We need robust quality assurance for the successful implementation of buddy operating in gynaecological surgery. Clear governance structures, defined roles for each surgeon, specification of operations meeting the thresholds for buddy operating, and documentation are essential to ensure accountability and maintain high standards of patient care. Institutions endorsing buddy operating should adopt protocols to ensure appropriate case selection, team briefing and postoperative outcome monitoring. Regular audit of operative time, complication rates, and training outcomes can help determine whether buddy operating delivers measurable benefits for patients and surgeons.
In our previous editorial on dual operating, we raised the concern that the boundaries of responsibility between surgeons may lack clarity.1 Transparency regarding clinical responsibility is necessary and this should probably be decided locally so that it is appropriate for specific regional and national healthcare systems. We envisage that for most settings, buddy operating would involve joint operating where the surgeons not only share technical tasks and decision-making, but also intra-operative responsibility.

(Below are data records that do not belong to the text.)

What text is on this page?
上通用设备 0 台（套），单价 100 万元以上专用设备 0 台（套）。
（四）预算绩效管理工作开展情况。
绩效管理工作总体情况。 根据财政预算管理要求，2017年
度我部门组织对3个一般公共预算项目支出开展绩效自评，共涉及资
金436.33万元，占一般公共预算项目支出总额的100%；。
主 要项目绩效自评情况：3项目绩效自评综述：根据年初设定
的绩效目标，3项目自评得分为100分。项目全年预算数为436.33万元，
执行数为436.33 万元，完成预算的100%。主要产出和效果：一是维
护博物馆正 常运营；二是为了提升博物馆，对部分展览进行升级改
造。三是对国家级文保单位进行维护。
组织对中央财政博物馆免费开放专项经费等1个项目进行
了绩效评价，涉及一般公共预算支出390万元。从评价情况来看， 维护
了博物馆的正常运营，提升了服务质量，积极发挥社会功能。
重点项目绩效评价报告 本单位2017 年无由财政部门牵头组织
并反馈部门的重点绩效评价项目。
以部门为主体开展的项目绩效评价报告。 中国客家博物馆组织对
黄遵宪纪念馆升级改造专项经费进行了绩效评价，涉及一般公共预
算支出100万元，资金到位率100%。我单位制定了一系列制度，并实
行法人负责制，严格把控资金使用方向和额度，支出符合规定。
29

Outside of the operation, the indication for surgery, acquisition of adequate informed consent and responsibility for post-operative management should reside with the named senior clinician who the patient is under, unless a team model of care is routinely adopted.
Research is needed to better define the clinical and educational value of buddy operating in gynaecology. Prospective studies comparing buddy vs. single operating across different procedure types and levels of complexity would provide important evidence regarding outcomes such as complication rates, surgical efficiency, learning curves, cost-effectiveness and surgeon physical as well as mental health. Differential uptake, implementation and impacts of buddy operating according to mode of surgery; open, laparoscopic and robotic, should be evaluated. Research should also explore the impact on surgical training, particularly in minimally invasive and advanced pelvic surgery, where collaborative operating may accelerate skill acquisition. However, the potential detrimental effects of buddy operating, particularly around restrictions on exposure and capacity of those in training grades, need to be evaluated.
As minimally invasive gynaecology evolves, embedding a buddy operating model into contemporary gynaecological surgical practice may, and improve outcomes and workforce resilience. However, how best to do this needs to be determined. We call upon professional bodies to promote collaborative surgery, as defined within the Clark model, as a standard of care and contribute to developing consensus about how best to optimise the use of buddy operating.